In late August, servers operating the WGA validation system went dark for about 19 hours. Customers who tried to validate their copy of Windows -- a Microsoft requirement for both XP and Vista -- during the blackout were pegged as pirates; Vista owners found parts of the operating system had been disabled, including its Aero graphical interface.

Several days after the weekend meltdown, Microsoft blamed preproduction code for the snafu and said that a rollback to earlier versions of the server software didn't fix the problem immediately, as expected.

Microsoft, however, downplayed the incident, claiming that fewer than 12,000 PCs had been affected. The company's support forums, however, hinted that the problem was much more widespread: one message thread had collected over 450 messages within two days and had been viewed by 45,000 people.

One analyst gave Kochis' status report a mixed grade.

"I was looking for two things from Microsoft, and the first was that they would acknowledge that there was a failure," said Michael Cherry, an analyst at Kirkland, Wash.-based Directions on Microsoft. "If they couldn't do that, it would show a real lack of insight into the severity of the problem. But they called it an 'outage' [here], which I don't think they had actually admitted before."

Cherry was more than on the mark. While Kochis called the incident a "temporary service outage" in his newest post, three months ago, he denied that the word applied. "It's important to clarify that this event was not an outage," he said on Aug. 29, five days after the servers went down.

"Second," said Cherry, "I wondered if Microsoft would acknowledge that failures are going to happen, that something's going to go wrong no matter how many drills they have. And when that happens, what would they do? But I don't see anything like that here."
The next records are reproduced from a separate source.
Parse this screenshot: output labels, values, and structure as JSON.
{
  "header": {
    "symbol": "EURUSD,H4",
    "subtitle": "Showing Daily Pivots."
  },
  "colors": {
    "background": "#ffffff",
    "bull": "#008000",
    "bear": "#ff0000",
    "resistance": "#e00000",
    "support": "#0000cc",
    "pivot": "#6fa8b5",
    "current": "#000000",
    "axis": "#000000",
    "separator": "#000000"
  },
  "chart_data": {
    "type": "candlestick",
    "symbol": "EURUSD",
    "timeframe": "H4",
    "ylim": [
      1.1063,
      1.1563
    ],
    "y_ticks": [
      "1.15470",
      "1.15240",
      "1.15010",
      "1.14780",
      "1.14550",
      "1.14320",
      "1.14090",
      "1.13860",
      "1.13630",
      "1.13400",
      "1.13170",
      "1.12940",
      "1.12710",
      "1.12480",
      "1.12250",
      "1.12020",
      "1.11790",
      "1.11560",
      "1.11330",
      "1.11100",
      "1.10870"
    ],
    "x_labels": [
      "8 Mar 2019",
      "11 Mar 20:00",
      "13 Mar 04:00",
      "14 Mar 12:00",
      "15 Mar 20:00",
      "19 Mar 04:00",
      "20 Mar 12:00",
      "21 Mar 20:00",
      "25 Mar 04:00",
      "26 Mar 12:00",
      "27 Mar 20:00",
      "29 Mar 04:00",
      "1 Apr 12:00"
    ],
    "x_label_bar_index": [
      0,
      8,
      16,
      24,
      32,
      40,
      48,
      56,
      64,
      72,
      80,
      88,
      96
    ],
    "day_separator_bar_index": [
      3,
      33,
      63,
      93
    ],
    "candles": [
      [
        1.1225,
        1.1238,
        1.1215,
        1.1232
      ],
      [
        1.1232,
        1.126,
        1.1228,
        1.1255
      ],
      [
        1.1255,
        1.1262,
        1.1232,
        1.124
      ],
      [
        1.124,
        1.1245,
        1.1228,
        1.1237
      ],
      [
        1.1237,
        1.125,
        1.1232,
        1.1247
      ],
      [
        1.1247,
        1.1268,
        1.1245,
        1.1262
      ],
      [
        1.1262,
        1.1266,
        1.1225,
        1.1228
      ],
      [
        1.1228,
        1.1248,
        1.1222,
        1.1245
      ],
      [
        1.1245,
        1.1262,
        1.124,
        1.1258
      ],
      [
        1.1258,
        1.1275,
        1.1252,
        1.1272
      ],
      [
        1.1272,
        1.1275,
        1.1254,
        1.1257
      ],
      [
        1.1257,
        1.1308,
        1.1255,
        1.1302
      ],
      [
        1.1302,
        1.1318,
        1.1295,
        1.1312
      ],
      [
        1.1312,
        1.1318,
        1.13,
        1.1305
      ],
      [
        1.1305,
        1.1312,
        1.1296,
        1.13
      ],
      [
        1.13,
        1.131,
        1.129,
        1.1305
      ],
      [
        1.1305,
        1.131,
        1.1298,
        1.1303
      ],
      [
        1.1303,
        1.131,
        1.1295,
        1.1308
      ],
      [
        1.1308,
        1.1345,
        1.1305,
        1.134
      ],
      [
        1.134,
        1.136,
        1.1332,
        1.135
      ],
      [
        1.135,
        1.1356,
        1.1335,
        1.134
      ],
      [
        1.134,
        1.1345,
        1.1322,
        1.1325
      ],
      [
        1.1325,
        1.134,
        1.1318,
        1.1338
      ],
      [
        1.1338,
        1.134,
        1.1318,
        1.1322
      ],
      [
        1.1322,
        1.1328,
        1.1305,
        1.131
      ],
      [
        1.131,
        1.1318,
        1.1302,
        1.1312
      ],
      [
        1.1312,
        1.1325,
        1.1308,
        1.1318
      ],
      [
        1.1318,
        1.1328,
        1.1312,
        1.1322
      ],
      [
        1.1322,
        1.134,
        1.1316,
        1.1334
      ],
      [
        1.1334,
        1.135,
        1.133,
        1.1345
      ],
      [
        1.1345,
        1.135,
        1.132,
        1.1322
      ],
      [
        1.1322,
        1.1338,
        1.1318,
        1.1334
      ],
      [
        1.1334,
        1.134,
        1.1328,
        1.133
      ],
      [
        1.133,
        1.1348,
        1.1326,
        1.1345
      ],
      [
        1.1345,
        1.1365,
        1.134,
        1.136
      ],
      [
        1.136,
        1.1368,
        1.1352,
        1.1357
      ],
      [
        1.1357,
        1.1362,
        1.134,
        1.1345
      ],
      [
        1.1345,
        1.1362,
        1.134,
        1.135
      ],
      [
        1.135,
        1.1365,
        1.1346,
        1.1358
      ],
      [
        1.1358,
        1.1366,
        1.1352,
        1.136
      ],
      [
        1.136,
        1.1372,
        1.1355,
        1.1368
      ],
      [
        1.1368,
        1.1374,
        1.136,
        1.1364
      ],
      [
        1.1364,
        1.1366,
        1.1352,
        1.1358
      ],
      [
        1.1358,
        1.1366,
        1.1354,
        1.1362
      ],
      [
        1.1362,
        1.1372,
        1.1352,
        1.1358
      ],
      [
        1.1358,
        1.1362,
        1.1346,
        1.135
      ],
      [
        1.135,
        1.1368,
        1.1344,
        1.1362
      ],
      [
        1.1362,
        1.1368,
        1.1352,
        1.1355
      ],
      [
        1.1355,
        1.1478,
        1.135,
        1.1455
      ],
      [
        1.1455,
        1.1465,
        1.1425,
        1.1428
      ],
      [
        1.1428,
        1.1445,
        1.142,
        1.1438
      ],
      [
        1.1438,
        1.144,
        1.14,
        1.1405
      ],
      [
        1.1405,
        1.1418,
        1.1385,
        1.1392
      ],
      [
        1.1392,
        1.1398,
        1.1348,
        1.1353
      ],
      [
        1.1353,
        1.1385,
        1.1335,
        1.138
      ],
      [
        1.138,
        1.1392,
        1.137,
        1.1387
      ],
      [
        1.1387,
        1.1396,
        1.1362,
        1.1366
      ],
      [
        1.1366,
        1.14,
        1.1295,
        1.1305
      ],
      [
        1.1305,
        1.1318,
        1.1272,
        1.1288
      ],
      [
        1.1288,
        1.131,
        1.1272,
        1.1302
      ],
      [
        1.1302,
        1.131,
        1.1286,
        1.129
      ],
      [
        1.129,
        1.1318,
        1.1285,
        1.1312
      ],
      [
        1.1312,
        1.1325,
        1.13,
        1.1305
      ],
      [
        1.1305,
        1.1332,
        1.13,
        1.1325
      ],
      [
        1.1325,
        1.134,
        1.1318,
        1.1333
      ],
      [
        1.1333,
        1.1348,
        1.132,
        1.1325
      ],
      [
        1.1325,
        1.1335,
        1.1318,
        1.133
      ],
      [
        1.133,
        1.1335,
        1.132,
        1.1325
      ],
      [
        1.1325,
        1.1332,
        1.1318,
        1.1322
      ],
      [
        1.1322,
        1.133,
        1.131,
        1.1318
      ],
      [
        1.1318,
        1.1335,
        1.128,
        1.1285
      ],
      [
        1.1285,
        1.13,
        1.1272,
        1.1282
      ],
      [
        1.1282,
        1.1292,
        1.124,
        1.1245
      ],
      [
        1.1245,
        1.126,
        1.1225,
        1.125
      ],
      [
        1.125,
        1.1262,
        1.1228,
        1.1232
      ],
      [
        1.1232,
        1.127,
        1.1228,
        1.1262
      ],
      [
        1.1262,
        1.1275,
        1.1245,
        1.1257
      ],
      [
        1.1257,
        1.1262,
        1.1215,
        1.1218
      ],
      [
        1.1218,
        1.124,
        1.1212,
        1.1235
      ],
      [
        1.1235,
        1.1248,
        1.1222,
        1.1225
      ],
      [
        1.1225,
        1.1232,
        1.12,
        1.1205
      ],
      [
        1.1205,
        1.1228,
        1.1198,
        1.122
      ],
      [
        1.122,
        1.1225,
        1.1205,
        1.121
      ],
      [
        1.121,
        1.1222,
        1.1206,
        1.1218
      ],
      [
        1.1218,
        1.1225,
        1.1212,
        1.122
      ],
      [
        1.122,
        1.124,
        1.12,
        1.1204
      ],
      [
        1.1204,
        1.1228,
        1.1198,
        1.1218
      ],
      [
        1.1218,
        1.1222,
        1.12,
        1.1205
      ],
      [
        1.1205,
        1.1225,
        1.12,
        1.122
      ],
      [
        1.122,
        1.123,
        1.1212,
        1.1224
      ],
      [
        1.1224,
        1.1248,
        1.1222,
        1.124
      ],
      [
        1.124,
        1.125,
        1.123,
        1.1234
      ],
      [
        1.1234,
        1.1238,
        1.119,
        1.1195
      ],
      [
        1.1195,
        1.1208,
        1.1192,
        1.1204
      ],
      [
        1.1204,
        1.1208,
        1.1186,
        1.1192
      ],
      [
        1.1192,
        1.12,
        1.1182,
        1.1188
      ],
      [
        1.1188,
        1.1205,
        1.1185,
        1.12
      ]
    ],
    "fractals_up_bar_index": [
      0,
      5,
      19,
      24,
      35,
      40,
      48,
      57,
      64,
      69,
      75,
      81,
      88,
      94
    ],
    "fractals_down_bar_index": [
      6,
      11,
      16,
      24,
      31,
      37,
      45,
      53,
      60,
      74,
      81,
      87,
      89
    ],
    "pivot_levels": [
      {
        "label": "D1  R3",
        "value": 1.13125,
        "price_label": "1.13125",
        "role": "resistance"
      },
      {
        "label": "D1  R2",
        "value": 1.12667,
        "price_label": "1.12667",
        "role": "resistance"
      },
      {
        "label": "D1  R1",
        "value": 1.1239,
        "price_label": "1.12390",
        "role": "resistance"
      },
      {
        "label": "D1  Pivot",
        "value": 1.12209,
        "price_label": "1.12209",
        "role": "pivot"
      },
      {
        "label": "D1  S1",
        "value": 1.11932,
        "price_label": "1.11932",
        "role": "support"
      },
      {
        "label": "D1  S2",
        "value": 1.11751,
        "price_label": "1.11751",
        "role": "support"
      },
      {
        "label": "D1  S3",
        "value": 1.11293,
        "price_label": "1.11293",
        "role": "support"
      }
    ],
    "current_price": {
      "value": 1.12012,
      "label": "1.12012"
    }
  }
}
Kochis said the WGA team has also changed the way it updates the validation service's servers, beefed up free WGA phone support to round-the-clock coverage and improved the speed of delivery of "get-legal" kits to users who discover they're running counterfeit software, but he made no mention of any modifications to the antipiracy program itself, how it's implemented or how users are handled when it determines they're using fake copies of Windows.

"They should make it so that any impact [of an outage] is on Microsoft and not on the customer," Cherry said.

Back in August, Kochis claimed that Microsoft's policy was to do just that -- err on the side of the customer -- but he contended that the outage had been an anomaly. "Our system is designed to default to genuine if the service is disrupted or unavailable," Kochis said then. "If our servers are down, your system will pass validation every time. [But] this event was not the same as an outage, because in this case the trusted source of validations itself responded incorrectly."

That's not good enough, according to Cherry. "If users can't validate, for whatever reason, Microsoft should leave them in their current state, but not invalidate them, or validate them, at least until the next check," he said.

"You have to take the utmost care before you deny something to someone that they have purchased in good faith," he concluded.